Well, duh. HTTPS.
DES
--
Dag-Erling Smørgrav - d...@des.no
I am not sure, what that means, but 443 is https and when you try to
connect to port 443, a local proxy gets information what kind of server
is listening at that port.
> How can I figure out what that means, so I know whether I'm seeing
> port-scanning and what kind?
You can run a tool like stunnel on your server port 443 and redirect the
input to port 22. Then, you need stunnel or socat at your remote laptop,
to redirect and encrypt ssh output to your server.
in my laptops ~/.ssh/config there is a part like
Host athome_viassl
HostName MyHostAtHome
Port 443
HostKeyAlias MylocalSSH-Server
CheckHostIP no
ProxyCommand socat -
SSL:%h:%p,cafile="My-ssl-server-cert.crt",cert="My-remote-ssl-key.pem"
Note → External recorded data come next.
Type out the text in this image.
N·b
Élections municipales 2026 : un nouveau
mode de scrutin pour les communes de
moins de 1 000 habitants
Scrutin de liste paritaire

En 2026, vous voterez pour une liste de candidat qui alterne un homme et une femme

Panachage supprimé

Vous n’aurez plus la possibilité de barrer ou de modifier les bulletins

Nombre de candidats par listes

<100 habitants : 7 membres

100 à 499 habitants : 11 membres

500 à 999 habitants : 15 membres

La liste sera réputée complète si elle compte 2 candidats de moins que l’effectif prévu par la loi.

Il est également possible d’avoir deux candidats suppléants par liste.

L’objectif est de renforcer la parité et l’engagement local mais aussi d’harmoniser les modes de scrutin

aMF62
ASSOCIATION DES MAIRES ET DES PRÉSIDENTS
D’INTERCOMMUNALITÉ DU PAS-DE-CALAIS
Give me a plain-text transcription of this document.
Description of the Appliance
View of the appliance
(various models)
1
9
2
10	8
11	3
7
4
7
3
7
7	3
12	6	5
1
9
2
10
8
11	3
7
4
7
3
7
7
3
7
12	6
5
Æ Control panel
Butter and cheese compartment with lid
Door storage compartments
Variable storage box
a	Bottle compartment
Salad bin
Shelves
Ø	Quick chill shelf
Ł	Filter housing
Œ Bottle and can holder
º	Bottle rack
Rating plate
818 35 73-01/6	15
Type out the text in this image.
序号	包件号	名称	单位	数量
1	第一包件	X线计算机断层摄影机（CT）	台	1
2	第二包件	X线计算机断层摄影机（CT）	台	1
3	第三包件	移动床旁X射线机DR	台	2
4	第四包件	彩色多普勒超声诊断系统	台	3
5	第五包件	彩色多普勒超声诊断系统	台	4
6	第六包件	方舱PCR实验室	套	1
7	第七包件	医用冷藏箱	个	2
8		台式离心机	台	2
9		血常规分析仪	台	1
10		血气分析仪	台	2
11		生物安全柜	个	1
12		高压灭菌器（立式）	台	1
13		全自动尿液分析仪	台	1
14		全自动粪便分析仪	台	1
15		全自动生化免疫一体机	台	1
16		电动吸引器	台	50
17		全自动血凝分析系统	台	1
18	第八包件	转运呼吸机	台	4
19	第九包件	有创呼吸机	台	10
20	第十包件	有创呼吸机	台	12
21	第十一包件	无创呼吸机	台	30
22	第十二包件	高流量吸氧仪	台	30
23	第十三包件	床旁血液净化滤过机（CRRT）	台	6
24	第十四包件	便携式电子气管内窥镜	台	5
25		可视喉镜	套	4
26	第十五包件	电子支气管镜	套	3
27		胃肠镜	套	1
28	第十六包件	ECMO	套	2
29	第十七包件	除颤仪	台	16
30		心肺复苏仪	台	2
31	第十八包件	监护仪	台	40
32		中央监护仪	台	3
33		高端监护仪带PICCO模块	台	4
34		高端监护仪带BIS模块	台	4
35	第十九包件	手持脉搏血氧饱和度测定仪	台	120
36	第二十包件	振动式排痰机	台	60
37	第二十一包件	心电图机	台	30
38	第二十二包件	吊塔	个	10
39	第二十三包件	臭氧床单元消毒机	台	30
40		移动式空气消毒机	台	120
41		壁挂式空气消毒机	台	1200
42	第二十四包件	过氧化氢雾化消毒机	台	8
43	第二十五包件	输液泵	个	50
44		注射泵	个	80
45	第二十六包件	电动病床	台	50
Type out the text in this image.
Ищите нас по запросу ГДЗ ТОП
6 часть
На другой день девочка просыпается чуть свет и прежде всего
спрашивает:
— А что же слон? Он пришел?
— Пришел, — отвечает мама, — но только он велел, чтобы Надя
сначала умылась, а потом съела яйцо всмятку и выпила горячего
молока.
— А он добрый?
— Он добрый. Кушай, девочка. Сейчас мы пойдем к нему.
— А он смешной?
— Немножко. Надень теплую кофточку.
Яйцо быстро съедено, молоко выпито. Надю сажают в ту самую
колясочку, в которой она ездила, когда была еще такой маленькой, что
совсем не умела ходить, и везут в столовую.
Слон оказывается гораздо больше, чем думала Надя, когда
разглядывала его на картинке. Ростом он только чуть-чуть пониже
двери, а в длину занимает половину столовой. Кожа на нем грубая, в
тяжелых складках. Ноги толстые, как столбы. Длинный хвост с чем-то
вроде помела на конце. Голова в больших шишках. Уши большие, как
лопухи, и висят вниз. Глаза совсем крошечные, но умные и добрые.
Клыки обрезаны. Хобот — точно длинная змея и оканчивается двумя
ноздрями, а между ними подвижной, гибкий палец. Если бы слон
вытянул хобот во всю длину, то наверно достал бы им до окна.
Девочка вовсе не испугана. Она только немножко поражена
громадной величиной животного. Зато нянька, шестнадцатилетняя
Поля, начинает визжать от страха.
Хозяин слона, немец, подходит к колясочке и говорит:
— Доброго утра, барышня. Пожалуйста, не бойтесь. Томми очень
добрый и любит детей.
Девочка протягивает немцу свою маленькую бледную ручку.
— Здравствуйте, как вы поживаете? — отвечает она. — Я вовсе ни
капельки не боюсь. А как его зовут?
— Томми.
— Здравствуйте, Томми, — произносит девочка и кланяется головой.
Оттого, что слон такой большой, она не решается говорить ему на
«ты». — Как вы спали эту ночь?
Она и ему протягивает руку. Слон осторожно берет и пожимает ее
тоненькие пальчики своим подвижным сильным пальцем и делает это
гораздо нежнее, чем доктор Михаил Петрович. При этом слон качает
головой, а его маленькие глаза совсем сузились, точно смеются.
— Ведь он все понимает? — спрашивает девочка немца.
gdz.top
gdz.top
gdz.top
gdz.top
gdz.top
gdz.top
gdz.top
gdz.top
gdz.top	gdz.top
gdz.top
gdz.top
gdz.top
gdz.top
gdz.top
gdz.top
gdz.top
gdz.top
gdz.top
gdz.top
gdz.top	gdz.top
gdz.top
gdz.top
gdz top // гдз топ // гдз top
so a simple ssh athome_viassl does the trick.
> thanks
>
>
> That's what I'd expect, but I'm seeing a lot of different, really
> strange "version identification" strings: Here's a selection from my
> logs:
An SSH server expects the first thing that the client sends to be a
version string. But since you're running your server on the HTTPS port,
you're getting connections from clients that are sending encrypted SSL
traffic. This is just meaningless, binary garbage to the SSH server.
--
Barry Margolin, bar...@alum.mit.edu
Arlington, MA
*** PLEASE post questions in newsgroups, not directly to me ***
*** PLEASE don't copy me on replies, I'll read them in the group ***
> Barry Margolin wrote:
>
> > In article <50Y0IZQF4024...@reece.net.au>,
> > Bob Fnord <b...@example.com> wrote:
> > > That's what I'd expect, but I'm seeing a lot of different, really
> > > strange "version identification" strings: Here's a selection from my
> > > logs:
> >
> > An SSH server expects the first thing that the client sends to be a
> > version string. But since you're running your server on the HTTPS port,
> > you're getting connections from clients that are sending encrypted SSL
> > traffic. This is just meaningless, binary garbage to the SSH server.
>
> OK, thanks, I'll keep ignoring it.
> I wondered if there was something I could "decipher" in there,
> just to satisfy my own curiosity.
Well, if you look up the specification of the SSL protocol, you might be
able to translate that binary garbage to it and see what it's sending.
It's presumably just the normal SSL initial encryption negotiation.